Error detection/correction and fault detection/recovery – Pulse or data error handling – Digital logic testing
Reexamination Certificate
1998-06-30
2001-02-06
De Cady, Albert (Department: 2784)
Error detection/correction and fault detection/recovery
Pulse or data error handling
Digital logic testing
C714S729000, C714S733000, C365S200000, C365S201000
Reexamination Certificate
active
06185709
ABSTRACT:
BACKGROUND OF THE INVENTION
The present invention relates to testing and repairing of electronic circuits such as logic circuits, memory circuits and combinations thereof including a memory embedded in a logic chip. Specifically, a device is provided which uses Built-In Self Test (BIST) circuitry to detect failed memory cells in a memory, and to indicate whether or not the memory can be repaired by substituting redundant rows and/or columns for defective rows and columns of the memory array. Significant advantages in electronic circuitry are realized when random access memories are embedded with logic on the same integrated circuit chip. Significant improvement in circuit performance, while effectively utilizing chip area, occurs because of the improved communication between the logic and embedded memory. In stand alone memory circuits, 16- or 32-bit input/outputs are provided having dedicated input/output pins on the memory chip which communicate off chip over a data bus. The bus overhead necessary in order to read and write to the memory, requiring numerous bus cycles to transfer data into and out of the memory, reduces the efficiency of the memory. Combining the logic circuitry on the same circuit chip permits direct connection to the input/output lines of the memory avoiding the bus overhead incurred in communication between chips.

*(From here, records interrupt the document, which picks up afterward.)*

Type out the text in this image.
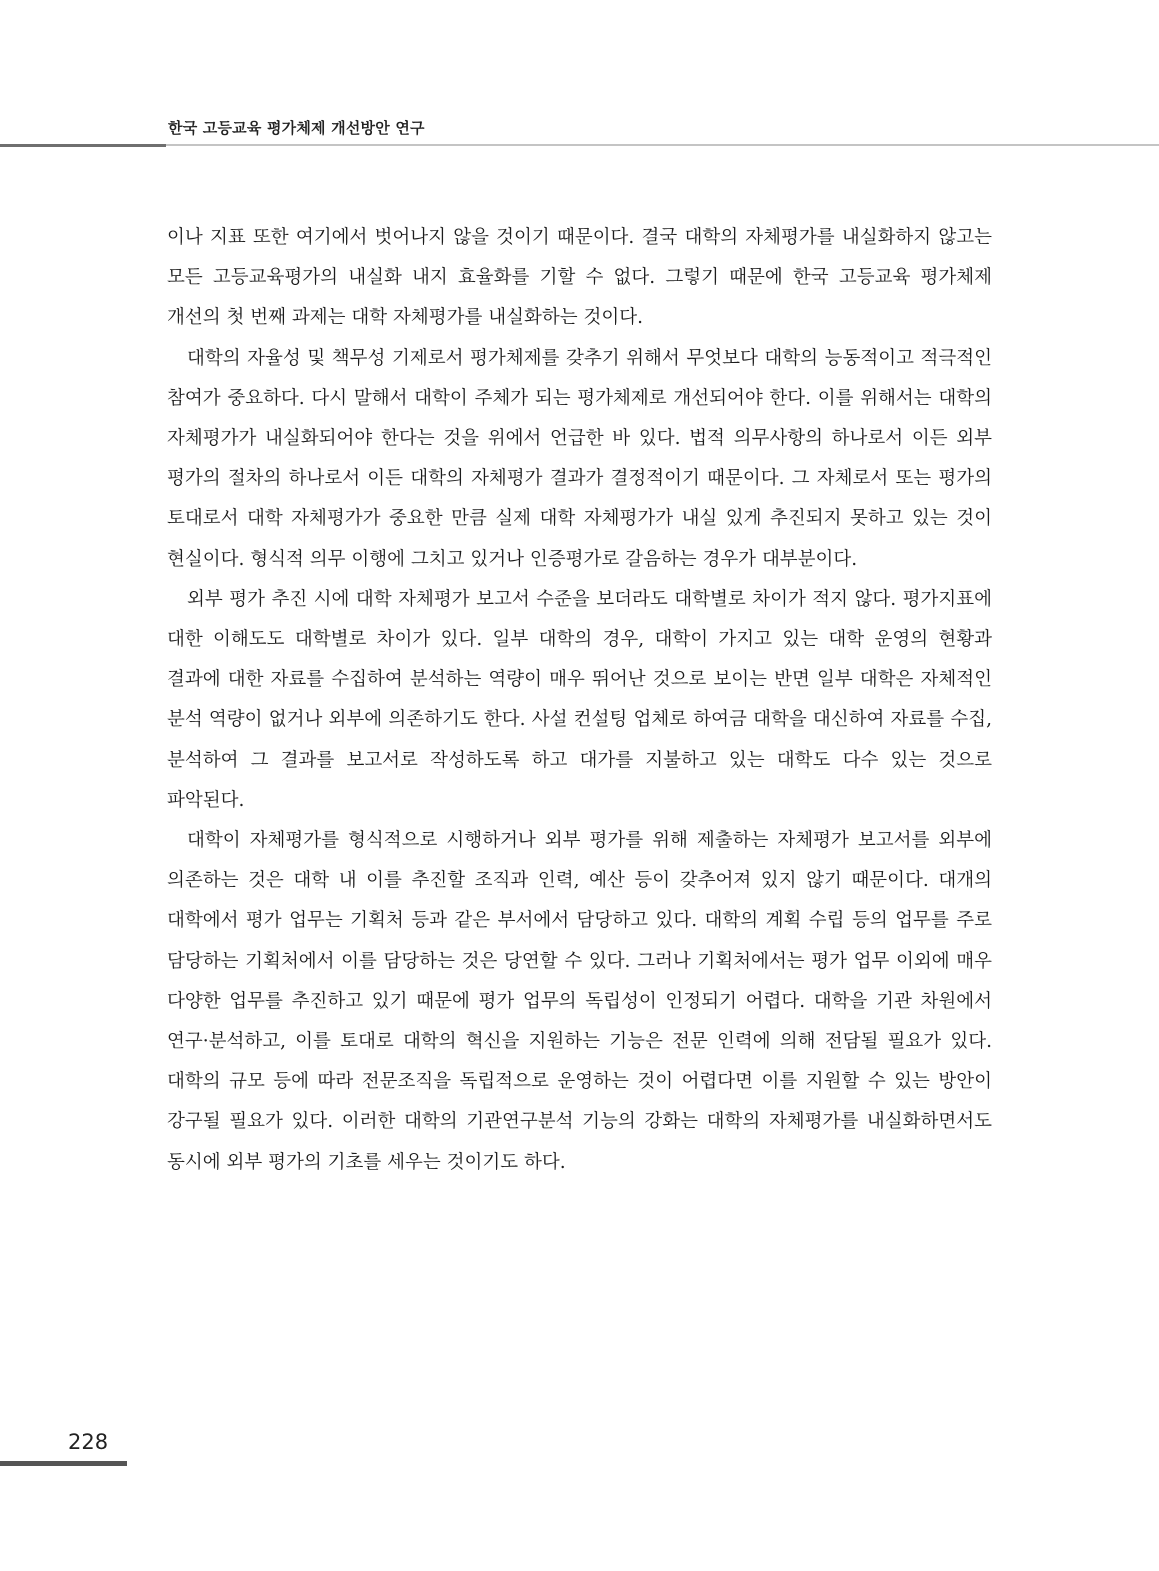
한국 고등교육 평가체제 개선방안 연구

이나 지표 또한 여기에서 벗어나지 않을 것이기 때문이다. 결국 대학의 자체평가를 내실화하지 않고는 모든 고등교육평가의 내실화 내지 효율화를 기할 수 없다. 그렇기 때문에 한국 고등교육 평가체제 개선의 첫 번째 과제는 대학 자체평가를 내실화하는 것이다.

대학의 자율성 및 책무성 기제로서 평가체제를 갖추기 위해서 무엇보다 대학의 능동적이고 적극적인 참여가 중요하다. 다시 말해서 대학이 주체가 되는 평가체제로 개선되어야 한다. 이를 위해서는 대학의 자체평가가 내실화되어야 한다는 것을 위에서 언급한 바 있다. 법적 의무사항의 하나로서 이든 외부 평가의 절차의 하나로서 이든 대학의 자체평가 결과가 결정적이기 때문이다. 그 자체로서 또는 평가의 토대로서 대학 자체평가가 중요한 만큼 실제 대학 자체평가가 내실 있게 추진되지 못하고 있는 것이 현실이다. 형식적 의무 이행에 그치고 있거나 인증평가로 갈음하는 경우가 대부분이다.

외부 평가 추진 시에 대학 자체평가 보고서 수준을 보더라도 대학별로 차이가 적지 않다. 평가지표에 대한 이해도도 대학별로 차이가 있다. 일부 대학의 경우, 대학이 가지고 있는 대학 운영의 현황과 결과에 대한 자료를 수집하여 분석하는 역량이 매우 뛰어난 것으로 보이는 반면 일부 대학은 자체적인 분석 역량이 없거나 외부에 의존하기도 한다. 사설 컨설팅 업체로 하여금 대학을 대신하여 자료를 수집, 분석하여 그 결과를 보고서로 작성하도록 하고 대가를 지불하고 있는 대학도 다수 있는 것으로 파악된다.

대학이 자체평가를 형식적으로 시행하거나 외부 평가를 위해 제출하는 자체평가 보고서를 외부에 의존하는 것은 대학 내 이를 추진할 조직과 인력, 예산 등이 갖추어져 있지 않기 때문이다. 대개의 대학에서 평가 업무는 기획처 등과 같은 부서에서 담당하고 있다. 대학의 계획 수립 등의 업무를 주로 담당하는 기획처에서 이를 담당하는 것은 당연할 수 있다. 그러나 기획처에서는 평가 업무 이외에 매우 다양한 업무를 추진하고 있기 때문에 평가 업무의 독립성이 인정되기 어렵다. 대학을 기관 차원에서 연구·분석하고, 이를 토대로 대학의 혁신을 지원하는 기능은 전문 인력에 의해 전담될 필요가 있다. 대학의 규모 등에 따라 전문조직을 독립적으로 운영하는 것이 어렵다면 이를 지원할 수 있는 방안이 강구될 필요가 있다. 이러한 대학의 기관연구분석 기능의 강화는 대학의 자체평가를 내실화하면서도 동시에 외부 평가의 기초를 세우는 것이기도 하다.

228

Embedding memory devices such as static random access memories (SRAMs) or dynamic random access memories (DRAMs) having wider outputs, for instance, memories which have 128, or 256 bit outputs which are directly connected to the logic without a bus interface is especially advantageous.
The combination of memory with logic on the same chip, particularly where DRAMs are used for the memory device, produces significant manufacturing problems. For instance, the DRAM cells are sensitive to minor defects that the more durable logic will withstand. The logic may require extra wiring layers to allow tightly packed logic cells to be interconnected. The wiring necessary for the logic may, however, impair transmitted signal margins, and otherwise decrease chip yield. An additional serious consequence is the effect of testability of a chip having the embedded memory. On-board Built-In Self Test (BIST) circuitry is provided to produce a set of complex data patterns, address sequencing, and control signals to check the logic circuitry and connected memory elements. The BIST circuitry includes logic circuitry which is used to identify failed memory cells, and to allocate replacement memory cells for the failed cells. In an embedded DRAM the results of testing word lines of memory cells, as well as column lines of memory cells may be provided to the allocation logic circuit to identify failed memory cells. Faulty word line addresses are stored in a wordline register, and redundant word line memory cells in the DRAM are assigned to replace the failed wordlines by the allocation logic. The fixability of the DRAM macro, i.e., the ability to replace all defective memory cells with redundant memory cells, may be determined from an overflow bit in the register storing the faulty word line addresses. If there is an overflow bit, indicating that more word line memory elements have failed than can be replaced by redundant memory word line elements, the inability to fix the embedded DRAM is easily determined by a connected tester which monitors the overflow bit.
In some memory designs, redundant columns of memory elements are also provided to replace defective columns. As in the case of word line replacement, a second register is provided which produces an overflow bit, indicating that the number of redundant columns available for replacement have been exhausted. By ORing the overflow bits for each of the word line address registers and column line address registers, an indication of memory fixability is available to a connected tester.
Embedded memories which are organized as 128 or 256 bits wide where each bit represents a data slice derived from a memory array, do not utilize column redundancy, as it would require a large number of redundant columns increasing chip area overhead. These embedded memories provide redundant word line memory cells, along with redundant data slice arrays. Each of the memory output data bits, therefore, do not have a logical address to permit the use of the Failed Address Registers to identify the fixability of a memory. Thus, the tester does not have a way of determining whether there are more memory cell faults than there are redundant replacement cells which can be assigned to replace failed memory cells. Thus, a connected tester must download significant amounts of data from the allocation logic circuit in order to determine whether the embedded DRAM macro is fixable.
The present invention relates to an on board circuit for compressing the data output from the allocation logic to determine whether or not sufficient redundant memory elements are available to render the embedded DRAM macro fixable.
BRIEF SUMMARY OF THE INVENTION
It is an object of this invention to provide an on-chip testing device which produces a bit indicating the repairability of a logic circuit.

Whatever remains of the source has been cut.